Es gibt immer wieder überraschende Phänomene, die Trainingshäufigkeit, Intensität sowie Regeneration betreffen und nicht immer mit der gängigen Trainingsmethodik zu erklären ist. Es gibt wie immer mehrere Weg die nach Rom, in diesem Fall zum läuferischen Erfolg führen. Jeder kann und muss da verschiedene Wege individuell ausprobieren.

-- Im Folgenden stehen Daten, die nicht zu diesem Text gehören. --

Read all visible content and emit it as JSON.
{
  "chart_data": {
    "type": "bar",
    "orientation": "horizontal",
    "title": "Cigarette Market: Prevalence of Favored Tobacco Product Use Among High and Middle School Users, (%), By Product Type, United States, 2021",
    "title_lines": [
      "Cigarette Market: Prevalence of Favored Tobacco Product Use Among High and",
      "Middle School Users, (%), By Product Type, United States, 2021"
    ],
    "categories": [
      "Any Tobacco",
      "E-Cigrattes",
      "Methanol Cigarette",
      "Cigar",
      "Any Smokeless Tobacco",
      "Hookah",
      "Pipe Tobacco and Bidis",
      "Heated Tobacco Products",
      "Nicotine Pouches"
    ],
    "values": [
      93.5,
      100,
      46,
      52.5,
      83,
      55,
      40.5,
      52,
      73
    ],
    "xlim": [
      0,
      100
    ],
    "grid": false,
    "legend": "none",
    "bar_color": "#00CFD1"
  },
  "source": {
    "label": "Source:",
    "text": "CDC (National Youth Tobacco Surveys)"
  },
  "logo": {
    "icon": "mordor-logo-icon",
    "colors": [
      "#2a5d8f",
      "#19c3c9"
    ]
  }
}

Natürlich führt ein über einen langen Zeitraum kontinuierlich angewendeter, durchdachter Trainingsplan mit systematischen Aufbau in aller Regel zum Erfolg. Die Fortschritte sind im Allgemeinen nicht linear. Selbst dann nicht, wenn keine Verletzung oder Krankheit das Training stört.
Empfohlen wird ein Training mit über die gesamte Woche verteilten abwechslungsreichen Trainingsinhalten und Intensitäten. Der Wechsel zwischen Belastung, regenerativem Training und einer Periodisierung ist Bestandteil jedes guten Trainingsplans, so z.B. auch der Greif-Pläne. Das sorgt für die entsprechende körperliche Anpassung, die Erholung und damit für den Leistungszuwachs. Die Erhöhung der Trainingstage pro Woche ist ein regelrechter Leistungs-Booster.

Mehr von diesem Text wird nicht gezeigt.